From this paper: “Limitations of this paper include that the OLE [Open Label Extension] phase of Clarity AD was an open-label, single-arm study with no control arm randomization in the OLE since efficacy was demonstrated at 18 months. In addition, historical controls are used for some analyses, which have limitations…”

One notes that all the performance lines [in these studies] do decline.  The plots from these papers use CDR-SB (a cognitive test metric).  They are not Kaplan-Meier survival curves, but the results seem similar to cancer drug trial results which show incremental progress, but for this reader, the statistics of significance  may be beyond me.  Again, the patients in this trial were all “early” AD, MCI or mild AD. The latter paper does also show graphics of data based on amyloid and tau PET scans, along with a quality of life metric.

[Addendum:  The similarity in the slopes of the curves, even though the Y-axis scales are slightly different, and the data of both “early-start” and “delayed-start data” in the second paper made me wonder whether the “Will Rogers Effect” or some kind of “lead-time bias” or even some frame-shift could be at work here…but maybe not.]

Of course, older drugs in observational studies had been reported to slow cognitive decline [also] (from the Swedish Dementia Registry, 2021) even though they are not considered “disease-modifying,” (they didn’t have or do PET scans):

“…The matched cohort included 11,652 ChEI [Cholinesterase Inhibitor] users and 5,826 nonusers. During an average of 5 years of follow-up, 255 cases developed severe dementia, and 6,055 (35%) died. ChEI use was associated with higher MMSE score at each visit (0.13 MMSE points per year; 95% confidence interval [CI] 0.06–0.20). ChEI users had a 27% lower risk of death (0.73, 95% CI 0.69–0.77) compared with nonusers.

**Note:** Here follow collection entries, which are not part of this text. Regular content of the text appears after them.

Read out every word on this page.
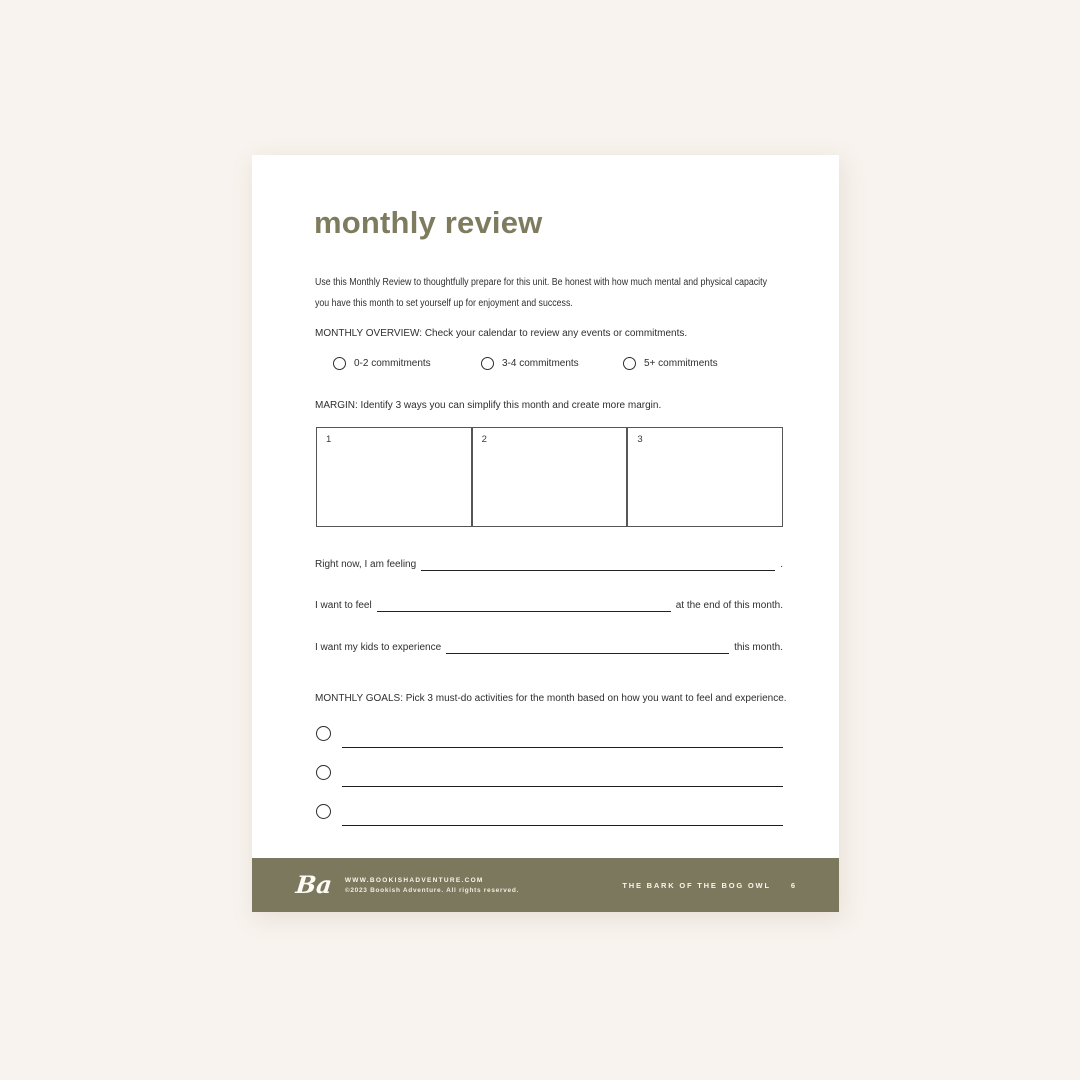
monthly review
Use this Monthly Review to thoughtfully prepare for this unit. Be honest with how much mental and physical capacity
you have this month to set yourself up for enjoyment and success.
MONTHLY OVERVIEW: Check your calendar to review any events or commitments.
0-2 commitments	3-4 commitments	5+ commitments
MARGIN: Identify 3 ways you can simplify this month and create more margin.
1	2	3
Right now, I am feeling	.
I want to feel	at the end of this month.
I want my kids to experience	this month.
MONTHLY GOALS: Pick 3 must-do activities for the month based on how you want to feel and experience.
Ba WWW.BOOKISHADVENTURE.COM
©2023 Bookish Adventure. All rights reserved.
THE BARK OF THE BOG OWL	6
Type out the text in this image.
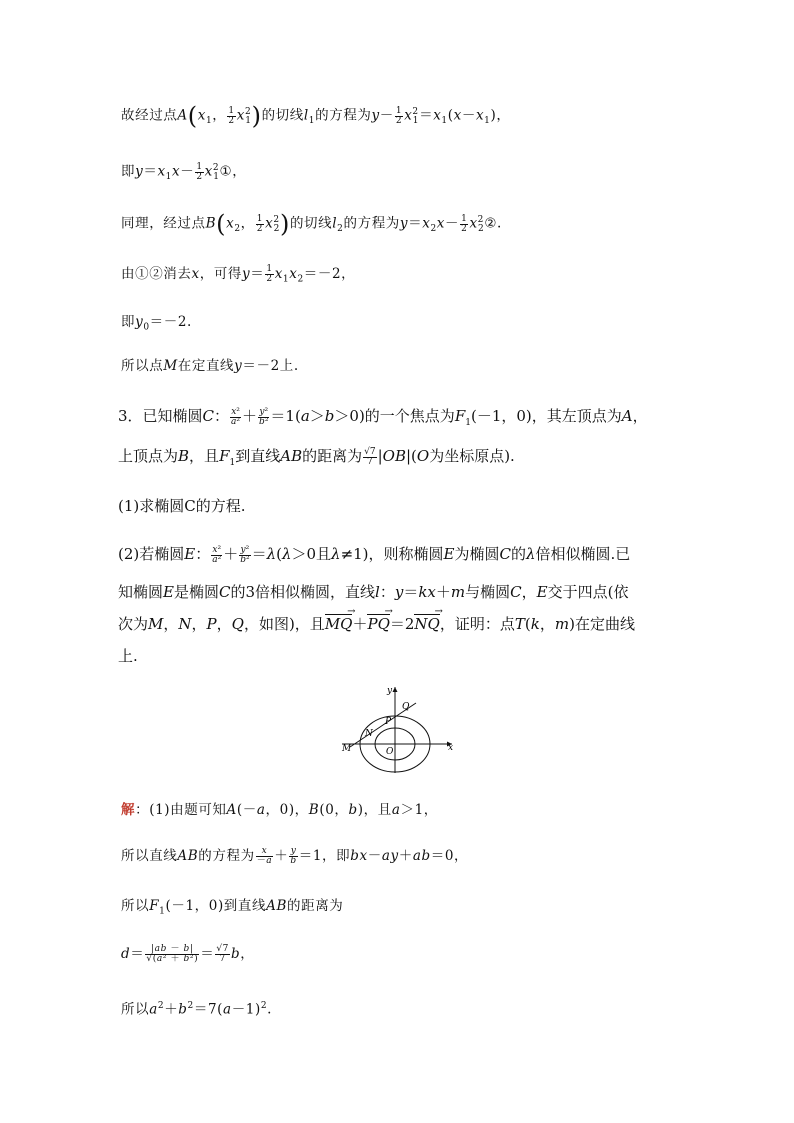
故经过点$A(x_1$， $\frac{1}{2} x^2_1$)的切线$l_1$的方程为$y- \frac{1}{2} x^2_1=x_1(x-x_1)$，
即$y=x_1x- \frac{1}{2}$ $x^2_1①$，
同理，经过点$B(x_2$， $\frac{1}{2} x^2_2$)的切线$l_2$的方程为$y=x_2x- \frac{1}{2}$ $x^2_2②$.
由①②消去x，可得$y= \frac{1}{2} x_1x_2=-2$，
即$y_0=-2$.
所以点M在定直线y＝－2上.
3．已知椭圆C： $\frac{\text{x²}}{\text{a²}} + \frac{\text{y²}}{\text{b²}} =1(a>b>0)$的一个焦点为$F_1(-1$，0)，其左顶点为A，
上顶点为B，且$F_1$到直线AB的距离为 $\frac{√7}{7} |OB|(O$为坐标原点).
(1)求椭圆C的方程.
(2)若椭圆E： $\frac{\text{x²}}{\text{a²}} + \frac{\text{y²}}{\text{b²}} =\lambda(\lambda>0$且λ≠1)，则称椭圆E为椭圆C的λ倍相似椭圆.已
知椭圆E是椭圆C的3倍相似椭圆，直线l：y＝kx＋m与椭圆C，E交于四点(依
次为M，N，P，Q，如图)，且MQ →＋PQ →＝2NQ →，证明：点T(k，m)在定曲线
上.
x
y
O
M
N
P
Q
解：(1)由题可知A(－a，0)，B(0，b)，且a＞1，
所以直线AB的方程为 $\frac{x}{-a} + \frac{y}{b} =1$，即bx－ay＋ab＝0，
所以$F_1(-1$，0)到直线AB的距离为
$d= \frac{|ab - b|}{\text{√(a² ＋ b²)}} = \frac{√7}{7}$ b，
所以$a^2+b^2=7(a-1)^2$.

Galantamine was associated with lower risk of death (0.71, 95% CI 0.65–0.76) and lower risk of severe dementia (0.69, 95% CI 0.47–1.00) and had the strongest effect on cognitive decline of all the ChEIs (0.18 MMSE points per year, 95% CI 0.07–0.28).”

One wonders if there will ever be “head to head” studies of ChEI and anti-amyloid antibodies, or better yet, combination trials: after all, the first successful combination chemotherapy trials in childhood leukemia were being performed about 70 years ago (!)

Semaglutide (Ozempic ® and Wegovy®), FDA approved for type 2 diabetes, cardiovascular event prevention and obesity, was used in a “repurposing” clinical trial in AD.  Results were reported at the CTAD (with abstracts embargoed at this time?) but the company does have a press release:

“…The evoke and evoke+ trials did not confirm superiority of semaglutide versus placebo in the reduction of progression of Alzheimer’s disease, as measured by the change in Clinical Dementia Rating – Sum of Boxes (CDR-SB) score compared to baseline. While treatment with semaglutide resulted in improvement of Alzheimer’s disease-related biomarkers in both trials, this did not translate into a delay of disease progression….”

If this agent does improve biomarkers and that means something, does that again suggest a combination trial?  Ah, speculations, and hope, for the future, but always tempered by the reality of the data, its current strengths…and current weaknesses…Happy New Year!